• nükleer silah teknolojisine sahip iki ülke arasındaki bir savaş halinde taraflardan birinin yapacağı bir nükleer saldırının, karşı tarafın aynı şekilde karşılık vereceği ve iki tarafın da tamamen yokolması ile sonuçlanacak, kazananı olmayan bir çatışma yaratacağı esasına dayanır. nükleer silah taşıyan denizaltıların dünyanın dört bir yanında saldırıya hazır bekleme sebebi, karadaki saldırı sistemlerinin tam tahribatı sonrasında bile karşı tarafın imhasını garantilemektir.
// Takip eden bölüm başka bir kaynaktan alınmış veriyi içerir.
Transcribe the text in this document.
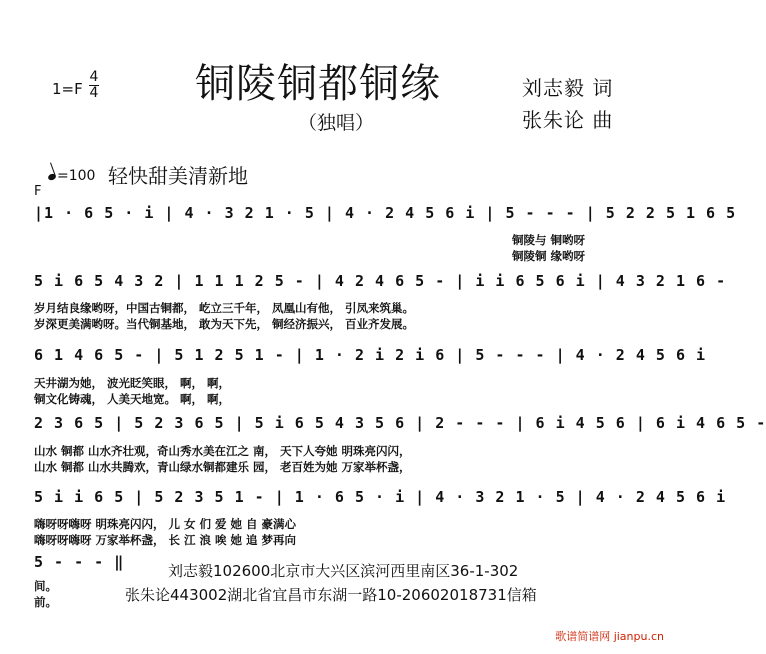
1=F
4
4 铜陵铜都铜缘
（独唱）
刘志毅 词
张朱论 曲
=100 轻快甜美清新地
F
|1 · 6 5 · i | 4 · 3 2 1 · 5 | 4 · 2 4 5 6 i | 5 - - - | 5 2 2 5 1 6 5
铜陵与 铜哟呀
铜陵铜 缘哟呀
5 i 6 5 4 3 2 | 1 1 1 2 5 - | 4 2 4 6 5 - | i i 6 5 6 i | 4 3 2 1 6 -
岁月结良缘哟呀，中国古铜都， 屹立三千年， 凤凰山有他， 引凤来筑巢。
岁深更美满哟呀。当代铜基地， 敢为天下先， 铜经济振兴， 百业齐发展。
6 1 4 6 5 - | 5 1 2 5 1 - | 1 · 2 i 2 i 6 | 5 - - - | 4 · 2 4 5 6 i
天井湖为她， 波光眨笑眼， 啊， 啊，
铜文化铸魂， 人美天地宽。 啊， 啊，
2 3 6 5 | 5 2 3 6 5 | 5 i 6 5 4 3 5 6 | 2 - - - | 6 i 4 5 6 | 6 i 4 6 5 -
山水 铜都 山水齐壮观，奇山秀水美在江之 南， 天下人夸她 明珠亮闪闪，
山水 铜都 山水共腾欢，青山绿水铜都建乐 园， 老百姓为她 万家举杯盏，
5 i i 6 5 | 5 2 3 5 1 - | 1 · 6 5 · i | 4 · 3 2 1 · 5 | 4 · 2 4 5 6 i
嗨呀呀嗨呀 明珠亮闪闪， 儿 女 们 爱 她 自 豪满心
嗨呀呀嗨呀 万家举杯盏， 长 江 浪 唉 她 追 梦再向
5 - - - ‖
间。
前。
刘志毅102600北京市大兴区滨河西里南区36-1-302
张朱论443002湖北省宜昌市东湖一路10-20602018731信箱
歌谱简谱网 jianpu.cn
    komiktir ki insan ırkı olarak hala hayatta olmamızın temel sebeplerinden biridir.
    (bkz: kıyamet saati)
  • nükleer silahları olan her iki ülke birbirine karşı silahlarının yapısı, menzili, ateşleme süresi ve reaksiyon zamanı gibi etmenlerle birbirlerine karşı bir caydırıcılık oluşturur. nükleer silahı olmayan bir ülkenin nükleer caydırıcılığından söz edilemez. ancak nükleer silahları olan bir ülke diğerlerinin etrafındaki ülkelere önleyici füzeler yerleştirirse (bu füzelerin klasik samlar dışında atmosferin çok çok üstünde önleme yaptığını düşünmeliyiz.) nükleer caydırıcılıkta bir adım öne geçer ve karşı tarafı kendi silahını kullanamamaktan dolayı agresifleştirir. bu arada tüm dünyada istediği gibi gezebilen ssbn tipi denizaltılardan atılabilen nükleer silahlar ise konuşlanma pratikliği açısından en tehlikeli nükleer güç çarpanlarıdır.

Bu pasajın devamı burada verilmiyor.